While most of us were enjoying time with friends and family to mark Canada Day Tuesday, dedicated staff and volunteers were on hand at several tourist attractions across the city of Sault Ste. Marie to give local visitors and tourists a peek into our historic community.
Mark Cormier and Rebecca Taylor (pictured) were among visitors who gathered at the Sault Ste. Marie Canal to enjoy a free guided tour of the Canal and Powerhouse, built in the late 19th Century.
It was a chance for Rebecca to take a closer look at her own family history.
James Taylor, Rebecca’s grandfather, worked as an engineer at the Canal and actually lived on site.
Tuesday’s tour included a look inside the Powerhouse, an informative question and answer session about some key events in the Canal’s history and a tour of the no-longer-used Canal superintendent’s house.
Local band Northbound 35 performed from the roof of the Canalman’s shelter.
Parka, the Parks Canada beaver mascot, was there to meet the kids.
Elsewhere, the Canadian Bushplane Heritage Centre was also open to receive guests, as was the Sault Ste.

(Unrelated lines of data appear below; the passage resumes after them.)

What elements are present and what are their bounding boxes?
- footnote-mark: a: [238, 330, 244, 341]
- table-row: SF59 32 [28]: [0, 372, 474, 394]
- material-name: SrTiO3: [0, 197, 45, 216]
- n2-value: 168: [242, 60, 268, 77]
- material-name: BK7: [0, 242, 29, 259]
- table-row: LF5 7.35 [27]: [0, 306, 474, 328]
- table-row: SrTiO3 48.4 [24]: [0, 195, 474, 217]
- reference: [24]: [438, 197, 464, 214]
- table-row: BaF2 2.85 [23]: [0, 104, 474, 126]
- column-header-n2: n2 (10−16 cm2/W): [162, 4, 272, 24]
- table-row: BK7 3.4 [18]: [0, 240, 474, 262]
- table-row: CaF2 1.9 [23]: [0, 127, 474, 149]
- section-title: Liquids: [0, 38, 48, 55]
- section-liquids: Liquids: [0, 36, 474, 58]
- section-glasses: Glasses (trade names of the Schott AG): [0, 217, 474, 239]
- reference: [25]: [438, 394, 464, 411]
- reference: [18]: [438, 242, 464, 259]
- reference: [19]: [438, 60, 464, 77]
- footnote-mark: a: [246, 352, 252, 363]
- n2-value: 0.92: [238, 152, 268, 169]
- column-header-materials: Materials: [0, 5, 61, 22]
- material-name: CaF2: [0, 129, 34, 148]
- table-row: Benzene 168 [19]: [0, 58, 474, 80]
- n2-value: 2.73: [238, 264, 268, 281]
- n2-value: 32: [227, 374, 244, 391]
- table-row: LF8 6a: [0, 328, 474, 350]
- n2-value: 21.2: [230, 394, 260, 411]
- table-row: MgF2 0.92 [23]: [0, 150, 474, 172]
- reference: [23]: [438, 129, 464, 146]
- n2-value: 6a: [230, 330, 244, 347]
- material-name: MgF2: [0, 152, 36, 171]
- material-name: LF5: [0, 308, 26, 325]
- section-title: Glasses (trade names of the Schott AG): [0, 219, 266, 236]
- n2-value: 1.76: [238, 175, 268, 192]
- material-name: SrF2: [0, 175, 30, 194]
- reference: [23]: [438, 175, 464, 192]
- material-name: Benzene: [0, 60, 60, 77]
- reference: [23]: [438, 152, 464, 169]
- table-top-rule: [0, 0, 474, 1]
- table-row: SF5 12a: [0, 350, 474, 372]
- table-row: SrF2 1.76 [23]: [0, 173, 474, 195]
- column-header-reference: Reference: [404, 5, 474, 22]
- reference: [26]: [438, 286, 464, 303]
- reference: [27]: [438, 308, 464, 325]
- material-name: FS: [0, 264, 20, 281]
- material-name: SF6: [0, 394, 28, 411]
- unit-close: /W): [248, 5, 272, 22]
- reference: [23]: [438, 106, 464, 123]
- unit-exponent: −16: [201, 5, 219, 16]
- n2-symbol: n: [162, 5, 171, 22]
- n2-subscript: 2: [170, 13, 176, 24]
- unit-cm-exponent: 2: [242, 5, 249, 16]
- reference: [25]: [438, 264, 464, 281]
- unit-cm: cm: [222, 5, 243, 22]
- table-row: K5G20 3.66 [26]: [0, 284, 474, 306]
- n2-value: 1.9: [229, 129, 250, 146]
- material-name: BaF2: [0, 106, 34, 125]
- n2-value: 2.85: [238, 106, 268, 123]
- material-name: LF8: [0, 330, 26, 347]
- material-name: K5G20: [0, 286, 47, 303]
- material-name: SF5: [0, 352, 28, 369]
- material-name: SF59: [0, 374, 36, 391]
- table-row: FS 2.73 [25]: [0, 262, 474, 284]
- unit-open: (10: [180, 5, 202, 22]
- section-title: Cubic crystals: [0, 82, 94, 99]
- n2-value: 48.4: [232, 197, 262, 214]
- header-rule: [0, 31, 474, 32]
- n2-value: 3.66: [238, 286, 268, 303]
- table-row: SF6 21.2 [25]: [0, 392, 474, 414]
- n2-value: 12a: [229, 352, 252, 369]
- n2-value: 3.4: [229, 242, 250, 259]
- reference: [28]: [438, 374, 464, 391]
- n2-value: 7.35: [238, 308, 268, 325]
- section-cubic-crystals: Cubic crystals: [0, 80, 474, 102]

Marie Museum (which featured an exhibit of some very old cameras) and the Ermatinger-Clergue National Historic Site’s new Heritage Discovery Centre.
The Heritage Discovery Centre has a pleasant gift shop and lobby.
The lobby is bright and spacious, with a reception desk and a large painting on an adjacent wall which depicts the community’s Ojibway roots, with impressive whitefish sculptures hanging from the ceiling.
The Centre has a theatre and a room which houses a cannon and very realistic mannequins of 1812-era British and American army officers.
Kathy Fisher, the Ermatinger-Clergue National Historic Site curator, told SooToday.com the new Centre had a “soft” opening June 23 and has been well-visited, but materials are still being added in advance of the Centre’s official opening July 17 (which will include an official ribbon-cutting ceremony).